When a parametric probabilistic model cannot be assumed, one can still construct exact level-$\alpha$ hypotheses tests as permutation tests. Here, based on sections 5.8 and 5.9 of TSH, I discuss the concept by considering as an example a permutation test for the difference of two means.

Assume that each of the random variables $X\subscript{1}, \dots, X\subscript{m}$ has mean $\eta$ and that each of $Y\subscript{1}, ..., Y\subscript{n}$ has mean $\xi$. Additionally assume that the distributions of all those variables differ only with respect to the mean, for example, $X\subscript{i} \sim \mathrm{i.i.d.}\, f(x\subscript{i})$ and $Y\subscript{i} \sim \mathrm{i.i.d.}\, f(y\subscript{i} - \Delta)$ with $\Delta = \eta - \xi$. The density function $f$ is not known apart from the fact that it is continuous a.e. We want to test the hypothesis $H : \Delta = 0$.

Let $N:=n+m$, denote the random vector containing all $X$s and $Y$s as $Z := (X^T, Y^T)^T$, and let $S(z)$ be the set of all permutations of the entries of a realization $z$ of the random vector $Z$. Then a level-$\alpha$ test $\phi$ has to satisfy

$$\int \phi(z) \prod\subscript{i=1}^N f(z\subscript{i}) dz = \alpha.$$

Interestingly, it turns out that this equality holds if and only if

$$\frac{1}{N!} \sum\subscript{w\in S(z)} \phi(w) = \alpha.$$

A more general result that accounts for population stratification is given by theorem 5.8.1 in TSH.

The power of $\phi$ against an alternative $h(z)$ is given by

$$\int \phi(z) h(z) dz = \int \mathrm{E}\left(\phi(Z) \middle| T=t\right) dP^T(t).$$

Let $T(Z)$ be the order statistic. It holds that $S(z) = S(T(z)) = S(t)$, and from the expression of the conditional expectation $\mathrm{E}\left(\phi(Z) \middle| T=t\right)$ (see Example 2.4.1 and Problem 2.6), it can be further derived that the most powerful test $\phi$ maximizes

$$\sum\subscript{z\in S(t)} \phi(z) \frac{h(z)}{\sum\subscript{w\in S(z)} h(w)}$$

subject to

$$\frac{1}{N!} \sum\subscript{z\in S(t)} \phi(z) = \alpha.$$

Now, the Neyman-Pearson fundamental lemma implies that the hypothesis should be rejected whenever $\frac{h(z)N!}{\sum\subscript{w\in S(z)} h(w)}$ is too large. This leads to a most powerful test $\phi$ given by

$$\phi(z) = \begin{cases} 1, \quad\mathrm{if}\, h(z) > C(T(z)), \\\ \gamma, \quad\mathrm{if}\, h(z) = C(T(z)), \\\ 0, \quad\mathrm{if}\, h(z) < C(T(z)). \end{cases}$$

Thus the test is carried out by...

  1. ordering the points in $S(z)$ in a decreasing order according to $h$,
  2. rejecting if $h(z)$ is one of the $k$ largest values and rejecting with probability $\gamma$ if $h(z)$ is $(k+1)$st largest, where $k$ and $\gamma$ are determined by

$$k+\gamma = \alpha \cdot N!$$

More general versions of this approach, which incorporate population stratification and randomization, are given in section 5.8-5.13 in TSH.

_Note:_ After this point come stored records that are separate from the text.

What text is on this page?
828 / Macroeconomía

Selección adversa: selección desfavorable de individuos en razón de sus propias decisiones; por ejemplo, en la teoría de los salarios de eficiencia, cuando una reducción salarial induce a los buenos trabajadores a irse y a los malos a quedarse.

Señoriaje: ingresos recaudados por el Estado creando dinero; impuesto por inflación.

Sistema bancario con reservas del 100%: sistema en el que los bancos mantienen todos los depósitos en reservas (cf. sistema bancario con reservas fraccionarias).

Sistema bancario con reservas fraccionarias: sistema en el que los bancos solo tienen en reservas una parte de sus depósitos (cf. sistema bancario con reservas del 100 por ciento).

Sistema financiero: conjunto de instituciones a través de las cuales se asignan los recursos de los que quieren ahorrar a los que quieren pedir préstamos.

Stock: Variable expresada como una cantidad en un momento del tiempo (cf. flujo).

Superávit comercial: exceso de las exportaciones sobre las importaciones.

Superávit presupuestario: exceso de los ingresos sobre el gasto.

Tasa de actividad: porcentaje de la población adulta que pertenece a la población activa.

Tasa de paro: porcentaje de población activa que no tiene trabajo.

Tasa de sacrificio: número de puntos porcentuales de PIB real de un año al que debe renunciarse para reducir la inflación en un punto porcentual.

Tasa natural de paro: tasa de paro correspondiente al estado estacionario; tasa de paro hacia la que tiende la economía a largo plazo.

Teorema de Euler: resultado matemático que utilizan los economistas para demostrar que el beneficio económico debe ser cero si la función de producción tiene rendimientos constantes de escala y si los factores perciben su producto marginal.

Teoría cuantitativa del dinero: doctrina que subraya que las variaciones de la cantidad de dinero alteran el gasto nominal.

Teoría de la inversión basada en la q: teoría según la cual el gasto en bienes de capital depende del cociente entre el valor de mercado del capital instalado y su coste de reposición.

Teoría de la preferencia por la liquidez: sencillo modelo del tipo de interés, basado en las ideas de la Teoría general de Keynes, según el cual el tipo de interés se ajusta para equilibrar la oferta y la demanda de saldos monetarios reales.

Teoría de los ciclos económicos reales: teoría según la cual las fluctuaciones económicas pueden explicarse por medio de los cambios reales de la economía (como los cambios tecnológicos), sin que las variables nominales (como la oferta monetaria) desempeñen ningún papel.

The above test is not UMP because it depends on $h$. However, it can be shown that if under the null hypothesis each $Z\subscript{i}$ follows the same normal distribution $\mathcal{N}(\xi, \sigma^2)$, then the derived test is most powerful among all unbiased tests of level $\alpha$ against all normal alternatives under consideration (see Lemma 5.9.1 in TSH for an even more general result). Such an approach is appropriate when the data is assumed to be approximately normal but the assumption is not considered reliable. The permutation test is maximizing the power against all normal alternatives, while still being unbiased against all other alternatives.